I was sent home with a bottle of the last of the current Hercules line-up, Yardsman IPA. At 4.3% ABV next to Belfast Pale Ale's 5.6% it's guaranteed to piss off the prescriptivists, but they made that rod for their own backs. It presents a rather murky orange colour and smells of jaffa zest and oaty biscuits. The flavour is very sweet with lots of fun orange juice, a prickle of sherbet and maybe a hint of marmalade zing. Unsurprisingly, the body is thin, and the carbonation is low because I got a short-fill bottle that wouldn't have been sold anyway. I liked it. The ABV and low bitterness may disappoint a few IPA purists, but it fits happily into my head space among the orangey English IPAs like Fuller's and White Shield.

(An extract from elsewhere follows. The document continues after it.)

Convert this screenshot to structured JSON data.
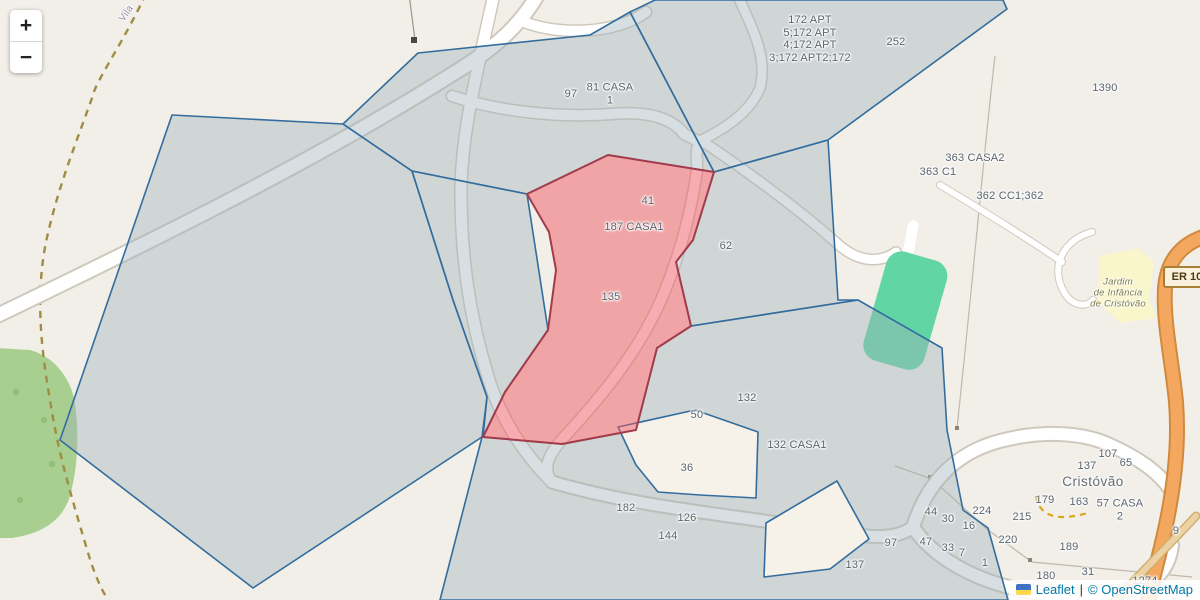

Back in town, I wound things up at The Woodworkers. There aren't many places in Belfast you'll find a Catalan brown ale on draught: reason enough to order Darro by Balate. It has all the classic chocolatey caramel you'd expect from the style, a certain dry roasted bite for balance, and then a slight sour sharpness on the finish which I'm not sure is supposed to be there but doesn't interfere. Decent stuff, though probably more of a taste sensation down by the Med than up in the Wee Six.
Beer of the moment, however, was Skiffie Worlds, a 5% ABV all-Equinox IPA brewed by Manchester's Marble for an international boating event that happened on Strangford Lough back in July. My half arrived looking sad and headless but there wasn't anything wrong with the flavour. It's an absolutely banging hop beast, full of spiky oily resins and all the hardman hop flavours like pine, lime and having your tongue burnt off with acid. It should have been far too bitter and unbalanced for me, but it just worked, screaming quality and freshness loud enough to drown out any concerns about nuance or complexity.
Then nothing for it but a carry-out from the offy next door and train-beering it back to Dublin once more. A lot of work went into organising the day out, so big thanks to Reuben, Stephen, Steve and the teams at BrewBot and Hercules. And of course to Dr John, Beoir's new Master of Coin. I'm really enjoying retirement so far.